WASHINGTON — During six years behind bars at Guantanamo Bay, Abdul Rauf insisted he was a lowly Taliban foot soldier who delivered bread and tea to combatants, even though he was really a corps commander. He was released in 2007 and sent home to Afghanistan. Until this week, he was working as the top recruiter in Afghanistan for Islamic State militants.

Rauf, who was killed along with seven others in a U.S. drone strike on Monday, and detainees like him who have returned to the battlefield are complicating President Barack Obama's hopes of closing the detention center for terrorism suspects on the U.S. Navy base in Cuba. The administration says the prison is costly, damages America's relationship with key allies and provides extremists a propaganda tool to woo recruits.

Obama has vowed since he was a presidential candidate to close the detention center, but members of Congress have thwarted that ambition, saying the detainees would return to the fight. They also have argued that governments where the detainees would be released in the region couldn't be expected to keep track of them and prevent them from becoming active again.

Besides Rauf, one or more of the five Taliban detainees swapped for Sgt. Bowe Bergdahl may have already been in touch with members of the al-Qaida-linked Haqqani network. Qatari officials promised to monitor the five former Taliban officials' activities and keep them from traveling outside Qatar for a year. That year ends May 31 and lawmakers are wondering what will happen to them.
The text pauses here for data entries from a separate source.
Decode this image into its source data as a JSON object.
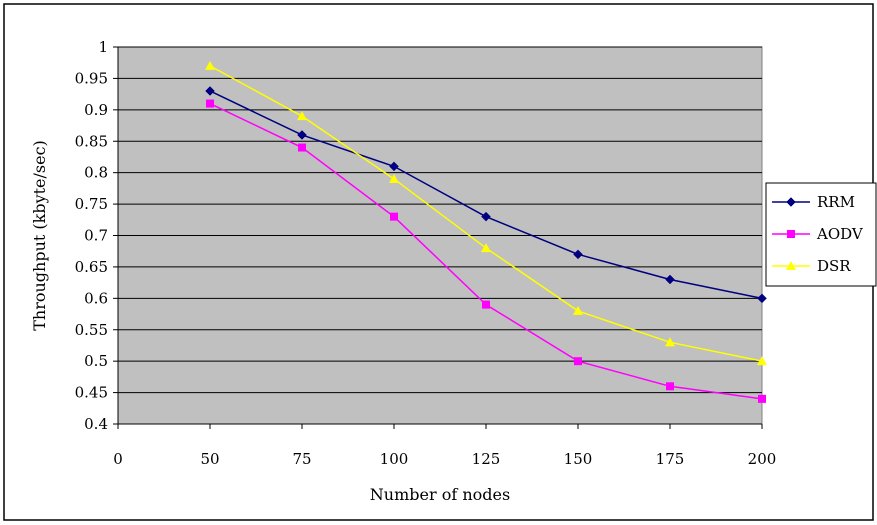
{
  "chart_data": {
    "type": "line",
    "title": "",
    "xlabel": "Number of nodes",
    "ylabel": "Throughput (kbyte/sec)",
    "x_ticks": [
      "0",
      "50",
      "75",
      "100",
      "125",
      "150",
      "175",
      "200"
    ],
    "x": [
      50,
      75,
      100,
      125,
      150,
      175,
      200
    ],
    "y_ticks": [
      "0.4",
      "0.45",
      "0.5",
      "0.55",
      "0.6",
      "0.65",
      "0.7",
      "0.75",
      "0.8",
      "0.85",
      "0.9",
      "0.95",
      "1"
    ],
    "ylim": [
      0.4,
      1.0
    ],
    "grid": "horizontal",
    "legend_position": "right",
    "plot_background": "#C0C0C0",
    "series": [
      {
        "name": "RRM",
        "color": "#000080",
        "marker": "diamond",
        "values": [
          0.93,
          0.86,
          0.81,
          0.73,
          0.67,
          0.63,
          0.6
        ]
      },
      {
        "name": "AODV",
        "color": "#FF00FF",
        "marker": "square",
        "values": [
          0.91,
          0.84,
          0.73,
          0.59,
          0.5,
          0.46,
          0.44
        ]
      },
      {
        "name": "DSR",
        "color": "#FFFF00",
        "marker": "triangle",
        "values": [
          0.97,
          0.89,
          0.79,
          0.68,
          0.58,
          0.53,
          0.5
        ]
      }
    ]
  }
}
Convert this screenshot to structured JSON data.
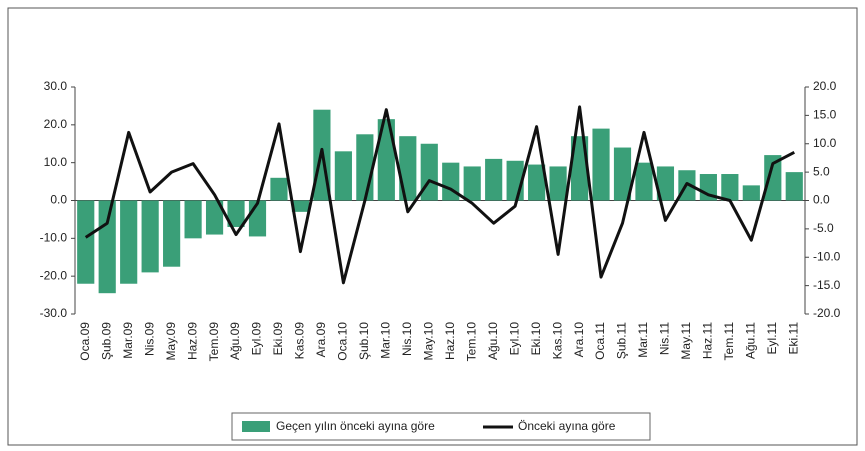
{
  "chart_data": {
    "type": "bar",
    "categories": [
      "Oca.09",
      "Şub.09",
      "Mar.09",
      "Nis.09",
      "May.09",
      "Haz.09",
      "Tem.09",
      "Ağu.09",
      "Eyl.09",
      "Eki.09",
      "Kas.09",
      "Ara.09",
      "Oca.10",
      "Şub.10",
      "Mar.10",
      "Nis.10",
      "May.10",
      "Haz.10",
      "Tem.10",
      "Ağu.10",
      "Eyl.10",
      "Eki.10",
      "Kas.10",
      "Ara.10",
      "Oca.11",
      "Şub.11",
      "Mar.11",
      "Nis.11",
      "May.11",
      "Haz.11",
      "Tem.11",
      "Ağu.11",
      "Eyl.11",
      "Eki.11"
    ],
    "series": [
      {
        "name": "Geçen yılın önceki ayına göre",
        "type": "bar",
        "color": "#3a9f78",
        "values": [
          -22,
          -24.5,
          -22,
          -19,
          -17.5,
          -10,
          -9,
          -7,
          -9.5,
          6,
          -3,
          24,
          13,
          17.5,
          21.5,
          17,
          15,
          10,
          9,
          11,
          10.5,
          9.5,
          9,
          17,
          19,
          14,
          10,
          9,
          8,
          7,
          7,
          4,
          12,
          7.5
        ]
      },
      {
        "name": "Önceki ayına göre",
        "type": "line",
        "color": "#111111",
        "axis": "y2",
        "values": [
          -6.5,
          -4,
          12,
          1.5,
          5,
          6.5,
          1,
          -6,
          -0.5,
          13.5,
          -9,
          9,
          -14.5,
          0,
          16,
          -2,
          3.5,
          2,
          -0.5,
          -4,
          -1,
          13,
          -9.5,
          16.5,
          -13.5,
          -4,
          12,
          -3.5,
          3,
          1,
          0,
          -7,
          6.5,
          8.5
        ]
      }
    ],
    "ylim": [
      -30,
      30
    ],
    "yticks": [
      {
        "value": -30,
        "label": "-30.0"
      },
      {
        "value": -20,
        "label": "-20.0"
      },
      {
        "value": -10,
        "label": "-10.0"
      },
      {
        "value": 0,
        "label": "0.0"
      },
      {
        "value": 10,
        "label": "10.0"
      },
      {
        "value": 20,
        "label": "20.0"
      },
      {
        "value": 30,
        "label": "30.0"
      }
    ],
    "y2lim": [
      -20,
      20
    ],
    "y2ticks": [
      {
        "value": -20,
        "label": "-20.0"
      },
      {
        "value": -15,
        "label": "-15.0"
      },
      {
        "value": -10,
        "label": "-10.0"
      },
      {
        "value": -5,
        "label": "-5.0"
      },
      {
        "value": 0,
        "label": "0.0"
      },
      {
        "value": 5,
        "label": "5.0"
      },
      {
        "value": 10,
        "label": "10.0"
      },
      {
        "value": 15,
        "label": "15.0"
      },
      {
        "value": 20,
        "label": "20.0"
      }
    ],
    "legend": "bottom"
  }
}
White House spokesman Josh Earnest has said the five are still in Qatar, but he says efforts to keep them from working with terror organizations "have been updated" to reflect concerns about their contacts. Qatari Foreign Minister Khalid bin Mohammed al-Attiyah said at an event in Washington last week that the five continue to be closely monitored.
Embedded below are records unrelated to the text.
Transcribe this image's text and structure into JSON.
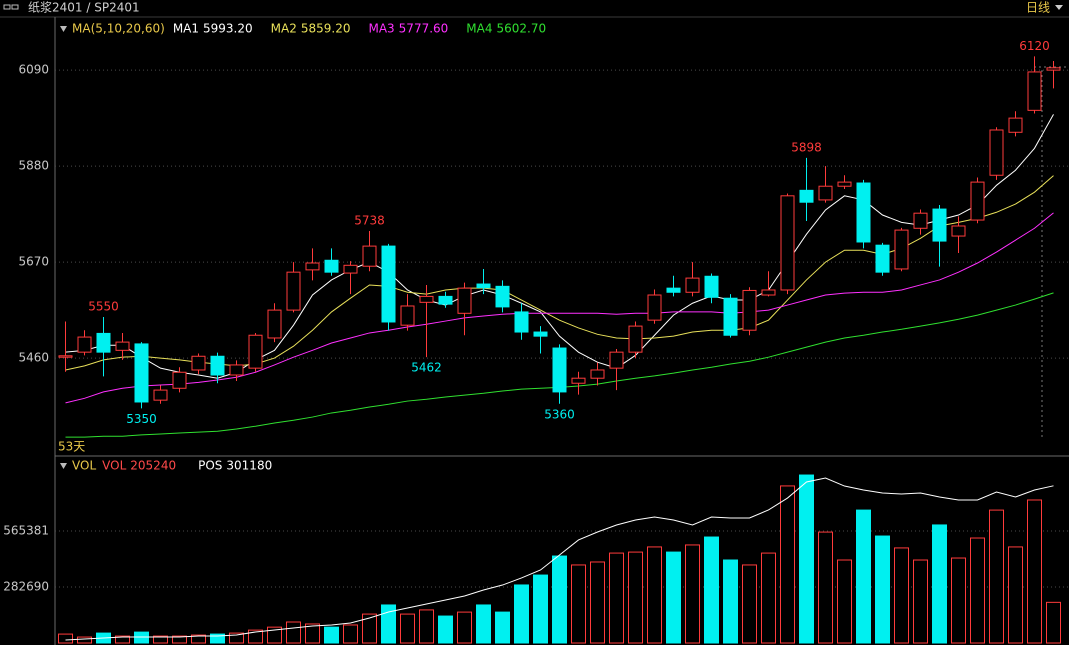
{
  "header": {
    "title": "纸浆2401 / SP2401",
    "period": "日线"
  },
  "chart_data": [
    {
      "type": "candlestick",
      "legend_title": "MA(5,10,20,60)",
      "legend_color": "#e8c84a",
      "open": [
        5462,
        5473,
        5514,
        5477,
        5491,
        5368,
        5394,
        5434,
        5464,
        5423,
        5438,
        5504,
        5565,
        5653,
        5674,
        5646,
        5661,
        5705,
        5532,
        5582,
        5595,
        5558,
        5622,
        5617,
        5561,
        5517,
        5482,
        5405,
        5416,
        5438,
        5473,
        5543,
        5613,
        5604,
        5639,
        5591,
        5521,
        5598,
        5609,
        5827,
        5806,
        5836,
        5843,
        5707,
        5655,
        5744,
        5786,
        5727,
        5762,
        5860,
        5954,
        6002,
        6090
      ],
      "high": [
        5540,
        5521,
        5550,
        5515,
        5495,
        5400,
        5440,
        5470,
        5472,
        5455,
        5515,
        5580,
        5670,
        5700,
        5700,
        5672,
        5738,
        5710,
        5600,
        5620,
        5605,
        5625,
        5655,
        5630,
        5580,
        5530,
        5490,
        5430,
        5450,
        5480,
        5540,
        5610,
        5640,
        5670,
        5645,
        5600,
        5615,
        5650,
        5820,
        5898,
        5880,
        5860,
        5850,
        5712,
        5745,
        5785,
        5795,
        5770,
        5855,
        5965,
        6000,
        6120,
        6110
      ],
      "low": [
        5430,
        5466,
        5420,
        5456,
        5350,
        5360,
        5385,
        5425,
        5405,
        5410,
        5430,
        5495,
        5560,
        5630,
        5640,
        5600,
        5650,
        5520,
        5520,
        5462,
        5570,
        5510,
        5600,
        5560,
        5500,
        5470,
        5360,
        5380,
        5400,
        5390,
        5460,
        5535,
        5595,
        5595,
        5580,
        5505,
        5510,
        5595,
        5600,
        5760,
        5800,
        5830,
        5700,
        5640,
        5650,
        5730,
        5660,
        5690,
        5755,
        5850,
        5945,
        5995,
        6050
      ],
      "close": [
        5465,
        5506,
        5473,
        5495,
        5364,
        5390,
        5429,
        5464,
        5423,
        5445,
        5510,
        5565,
        5648,
        5668,
        5648,
        5663,
        5705,
        5539,
        5574,
        5595,
        5578,
        5613,
        5614,
        5572,
        5517,
        5508,
        5386,
        5416,
        5434,
        5473,
        5530,
        5598,
        5604,
        5635,
        5593,
        5510,
        5608,
        5609,
        5815,
        5801,
        5836,
        5845,
        5714,
        5648,
        5740,
        5777,
        5716,
        5749,
        5845,
        5959,
        5985,
        6086,
        6095
      ],
      "up_color": "#ff3b3b",
      "down_color": "#00f0f0",
      "series": [
        {
          "name": "MA1",
          "color": "#ffffff",
          "last_label": "5993.20",
          "values": [
            5473,
            5477,
            5488,
            5488,
            5462,
            5438,
            5429,
            5423,
            5416,
            5429,
            5456,
            5477,
            5532,
            5598,
            5631,
            5653,
            5670,
            5648,
            5609,
            5587,
            5576,
            5596,
            5609,
            5598,
            5580,
            5561,
            5508,
            5473,
            5451,
            5438,
            5466,
            5510,
            5554,
            5580,
            5596,
            5587,
            5587,
            5609,
            5670,
            5731,
            5784,
            5815,
            5806,
            5773,
            5757,
            5751,
            5762,
            5773,
            5795,
            5838,
            5871,
            5919,
            5993.2
          ]
        },
        {
          "name": "MA2",
          "color": "#e8e05a",
          "last_label": "5859.20",
          "values": [
            5434,
            5443,
            5456,
            5462,
            5464,
            5460,
            5456,
            5451,
            5447,
            5443,
            5447,
            5460,
            5486,
            5521,
            5561,
            5591,
            5620,
            5617,
            5604,
            5600,
            5609,
            5613,
            5613,
            5609,
            5587,
            5565,
            5543,
            5526,
            5512,
            5504,
            5502,
            5504,
            5508,
            5517,
            5521,
            5521,
            5526,
            5543,
            5587,
            5631,
            5670,
            5696,
            5696,
            5687,
            5700,
            5722,
            5749,
            5757,
            5766,
            5779,
            5797,
            5823,
            5859.2
          ]
        },
        {
          "name": "MA3",
          "color": "#ff30ff",
          "last_label": "5777.60",
          "values": [
            5362,
            5372,
            5386,
            5394,
            5399,
            5401,
            5403,
            5407,
            5412,
            5418,
            5429,
            5445,
            5462,
            5477,
            5493,
            5504,
            5515,
            5521,
            5528,
            5534,
            5541,
            5548,
            5552,
            5556,
            5558,
            5558,
            5558,
            5558,
            5558,
            5556,
            5558,
            5558,
            5561,
            5561,
            5561,
            5558,
            5561,
            5565,
            5576,
            5587,
            5598,
            5602,
            5604,
            5604,
            5609,
            5620,
            5631,
            5648,
            5668,
            5692,
            5718,
            5744,
            5777.6
          ]
        },
        {
          "name": "MA4",
          "color": "#30e030",
          "last_label": "5602.70",
          "values": [
            5287,
            5287,
            5289,
            5289,
            5292,
            5294,
            5296,
            5298,
            5300,
            5305,
            5311,
            5318,
            5324,
            5331,
            5340,
            5346,
            5353,
            5359,
            5366,
            5370,
            5375,
            5379,
            5383,
            5388,
            5392,
            5394,
            5396,
            5399,
            5403,
            5410,
            5416,
            5421,
            5427,
            5434,
            5440,
            5447,
            5453,
            5462,
            5473,
            5484,
            5495,
            5504,
            5510,
            5517,
            5523,
            5530,
            5537,
            5545,
            5554,
            5565,
            5576,
            5589,
            5602.7
          ]
        }
      ],
      "high_labels": [
        2,
        16,
        39,
        51
      ],
      "low_labels": [
        4,
        19,
        26
      ],
      "annotation": "53天",
      "ylim": [
        5248,
        6204
      ],
      "yticks": [
        6090,
        5880,
        5670,
        5460
      ],
      "grid": true
    },
    {
      "type": "volume",
      "legend_title": "VOL",
      "legend_color": "#e8c84a",
      "series": [
        {
          "name": "VOL",
          "color": "#ff4a4a",
          "values": [
            45000,
            30000,
            50000,
            35000,
            55000,
            35000,
            35000,
            40000,
            45000,
            50000,
            65000,
            80000,
            106000,
            96000,
            80000,
            91000,
            146000,
            192000,
            146000,
            167000,
            136000,
            156000,
            192000,
            156000,
            293000,
            343000,
            439000,
            394000,
            409000,
            454000,
            459000,
            485000,
            459000,
            495000,
            535000,
            419000,
            394000,
            454000,
            793000,
            848000,
            560000,
            419000,
            671000,
            540000,
            480000,
            419000,
            596000,
            429000,
            530000,
            671000,
            485000,
            722000,
            205240
          ]
        },
        {
          "name": "POS",
          "color": "#ffffff",
          "axis": "y2",
          "values": [
            113600,
            114900,
            116100,
            117300,
            117300,
            117300,
            117300,
            118500,
            118500,
            119700,
            123400,
            125800,
            128200,
            130700,
            131900,
            134300,
            140400,
            147700,
            152600,
            157400,
            162300,
            167200,
            174500,
            180500,
            189100,
            198800,
            217000,
            235300,
            245000,
            253500,
            259600,
            263200,
            259600,
            253500,
            263200,
            262000,
            262000,
            271800,
            286300,
            305800,
            310700,
            300900,
            296100,
            292400,
            291200,
            292400,
            287600,
            283900,
            283900,
            293600,
            287600,
            296100,
            301180
          ]
        }
      ],
      "ylim": [
        0,
        934000
      ],
      "yticks": [
        565381,
        282690
      ],
      "y2lim": [
        110000,
        335000
      ],
      "grid": true
    }
  ]
}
Those reassurances have not satisfied Republican lawmakers, especially in light of confirmation Tuesday of Rauf's death.

"The fact that Abdul Rauf, a former Guantanamo detainee, was acting as a recruiter for IS in Afghanistan underscores the danger of releasing detainees without sufficient assurances that they won't re-engage in terrorism," said Sen. Kelly Ayotte, R-N.H. "I am deeply concerned that if hard-core Guantanamo detainees continue to be released, our service members or our allies may confront them again on the battlefield. One former Guantanamo detainee returning to the fight is one too many."

Pentagon spokesman Navy Rear Adm. John Kirby said Rauf's death by an American drone shows that detainees "return to the battlefield and to the fight at their own peril."

Another complication is the security situation in Yemen. Some detainees who won release were sent to Yemen, but the friendly government there was overthrown last week by Iran-backed Shiite rebels, meaning detainees could not be sent there any time soon. On Tuesday the U.S. closed its embassy in Yemen, which also is home to al-Qaida in the Arabian Peninsula.

Ayotte and three other Republican senators have introduced legislation that the Obama administration says will effectively ban most transfers from Guantanamo for Obama's remaining two years in office.

Brian McKeon, principal deputy undersecretary of defense for policy, told Congress last week that scores of military leaders have called for its closure. He defended the procedures used to review detainees who have been transferred back to their homelands or third countries, saying that each transfer is subject to the unanimous agreement of six officials — the secretaries of Defense, State and Homeland Security, the director of national intelligence, the attorney general and the chairman of the Joint Chiefs of Staff.

"Of the detainees transferred during this administration, over 90 percent are neither confirmed nor suspected of having re-engaged," McKeon said.

When Obama took office, there were 242 detainees at Guantanamo Bay — down from a high of nearly 800. Fifty-four of the 122 detainees still being held are eligible for transfer to other countries.

Rauf, who would have turned 34 on Tuesday, was born in Helmand province in southern Afghanistan, a Taliban stronghold. During the Taliban's rule, Rauf was a corps commander in the western province of Herat and in the Afghan capital, Kabul.

"Despite his claims of being a low-level Taliban foot soldier and food supplier, detainee managed to become closely associated with several senior-level Taliban commanders and leaders," according to a 2004 report on Rauf that was in a batch of secret documents about Guantanamo detainees released by WikiLeaks. "After serving three tours with the Taliban, it does not seem plausible that the detainee was not promoted and given a more important duty than a mere bread deliverer."

The report said other detainees had identified Rauf as a Taliban troop commander and that he admitted to prison officials that he had been involved in the production and sales of opium and had associated with criminal elements within the Taliban. According to the report, Rauf was associated with former Taliban chief of staff of the army Mohammad Fazl, one of the five top Taliban officials swapped for Bergdahl.

Rauf was released into the custody of the Afghan government in December 2007. After spending time in an Afghan prison, he was freed in 2009 and later rejoined the Taliban.

Last month, Afghan tribal officials and Western intelligence analysts told The Associated Press that Rauf had become the top recruiter for the IS affiliate in Afghanistan.